Mission Bay Handling System (MBHS)
Mission Bay Handling System (MBHS). (Photo by Rolls-Royce)

The Mission Bay Handling System (MBHS) transforms a ship’s mission bay into a multi-purpose, flexible space allowing it to adapt to a variety of operational situations. It offers countless possibilities for ship operators – from storage of all types of cargo, munitions, and containerised mission modules, eliminating the need for a dockside crane. Next-generation surface combatants will carry a variety of manned and unmanned off-board vehicles and modular mission packages. The MBHS has been designed to provide an adaptable and flexible integration solution suitable for a wide range of naval operations, both today and tomorrow. The precisely controlled hydraulic boom will efficiently and safely deploy and retrieve manned/unmanned surface vessels in challenging sea conditions up to sea state 6.

The MBHS enables efficient deployment and recovery of manned/unmanned crafts from both sides of the ship.
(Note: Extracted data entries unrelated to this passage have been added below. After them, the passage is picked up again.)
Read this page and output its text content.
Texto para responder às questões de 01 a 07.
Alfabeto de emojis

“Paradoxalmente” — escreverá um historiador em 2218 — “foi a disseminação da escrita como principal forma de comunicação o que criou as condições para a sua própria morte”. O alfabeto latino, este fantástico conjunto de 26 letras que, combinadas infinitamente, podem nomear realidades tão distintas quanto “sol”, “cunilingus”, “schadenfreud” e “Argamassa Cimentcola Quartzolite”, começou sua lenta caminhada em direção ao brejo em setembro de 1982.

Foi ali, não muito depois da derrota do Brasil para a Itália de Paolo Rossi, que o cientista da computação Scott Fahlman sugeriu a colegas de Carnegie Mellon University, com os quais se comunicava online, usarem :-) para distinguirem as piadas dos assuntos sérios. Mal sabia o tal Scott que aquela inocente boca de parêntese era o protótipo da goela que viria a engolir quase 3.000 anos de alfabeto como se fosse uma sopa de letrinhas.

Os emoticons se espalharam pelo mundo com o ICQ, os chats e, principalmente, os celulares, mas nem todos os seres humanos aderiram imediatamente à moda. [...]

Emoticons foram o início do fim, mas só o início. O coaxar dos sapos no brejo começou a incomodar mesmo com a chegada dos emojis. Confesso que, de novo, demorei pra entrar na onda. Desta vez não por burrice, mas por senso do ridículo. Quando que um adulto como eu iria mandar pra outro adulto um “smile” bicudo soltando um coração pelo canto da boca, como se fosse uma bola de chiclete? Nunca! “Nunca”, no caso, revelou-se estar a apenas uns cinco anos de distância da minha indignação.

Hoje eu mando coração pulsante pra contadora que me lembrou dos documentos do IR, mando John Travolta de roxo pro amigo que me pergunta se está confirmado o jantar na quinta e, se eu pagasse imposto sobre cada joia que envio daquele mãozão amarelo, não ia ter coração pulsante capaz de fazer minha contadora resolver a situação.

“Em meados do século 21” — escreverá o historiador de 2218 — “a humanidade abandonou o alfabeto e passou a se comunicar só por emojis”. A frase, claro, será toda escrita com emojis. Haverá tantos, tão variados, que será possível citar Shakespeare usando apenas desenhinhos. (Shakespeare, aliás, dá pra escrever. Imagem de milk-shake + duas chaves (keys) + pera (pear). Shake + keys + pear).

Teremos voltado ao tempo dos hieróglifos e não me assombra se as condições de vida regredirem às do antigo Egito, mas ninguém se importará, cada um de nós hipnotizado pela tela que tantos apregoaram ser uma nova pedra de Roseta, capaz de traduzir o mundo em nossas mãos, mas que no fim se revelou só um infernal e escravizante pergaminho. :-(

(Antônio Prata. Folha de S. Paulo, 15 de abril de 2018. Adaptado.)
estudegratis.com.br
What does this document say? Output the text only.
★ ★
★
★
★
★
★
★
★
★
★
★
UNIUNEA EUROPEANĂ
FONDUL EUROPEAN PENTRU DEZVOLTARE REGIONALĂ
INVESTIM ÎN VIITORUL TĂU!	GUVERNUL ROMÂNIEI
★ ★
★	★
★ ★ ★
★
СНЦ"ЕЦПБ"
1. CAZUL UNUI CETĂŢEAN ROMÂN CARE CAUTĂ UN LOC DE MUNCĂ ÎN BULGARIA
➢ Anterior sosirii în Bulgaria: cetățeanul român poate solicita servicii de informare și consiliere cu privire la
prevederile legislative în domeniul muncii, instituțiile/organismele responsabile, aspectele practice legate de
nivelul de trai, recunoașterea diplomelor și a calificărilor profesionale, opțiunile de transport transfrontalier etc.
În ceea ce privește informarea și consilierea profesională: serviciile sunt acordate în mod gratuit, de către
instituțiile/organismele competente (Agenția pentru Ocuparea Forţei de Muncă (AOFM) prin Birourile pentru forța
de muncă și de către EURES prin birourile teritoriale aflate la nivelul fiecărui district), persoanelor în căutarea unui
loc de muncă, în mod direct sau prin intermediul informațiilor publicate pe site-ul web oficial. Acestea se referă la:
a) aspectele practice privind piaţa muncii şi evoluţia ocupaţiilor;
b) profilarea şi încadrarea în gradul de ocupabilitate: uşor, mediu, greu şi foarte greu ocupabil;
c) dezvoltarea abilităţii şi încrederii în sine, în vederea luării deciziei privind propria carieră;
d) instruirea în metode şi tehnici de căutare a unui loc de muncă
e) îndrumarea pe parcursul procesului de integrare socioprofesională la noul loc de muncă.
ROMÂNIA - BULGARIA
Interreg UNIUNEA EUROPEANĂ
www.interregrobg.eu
Containerised mission packages can be moved on an open deck or inside a mission bay, without the aid of a dockside crane. Construction of the very first system for the UK’s Global Combat Ship variant, the Type 26 City-class frigates, is well underway at Canadian Naval Handling facility in Peterborough, Ontario where the system is designed, assembled and tested. This first system will be delivered to the UK in early 2024 and is now fully assembled and operational. In the coming months we will be focusing on software integration as we look to complete factory testing and design validation later this year. This unique, multi-mission system is a key feature of BAE Systems’ Global Combat Ship design.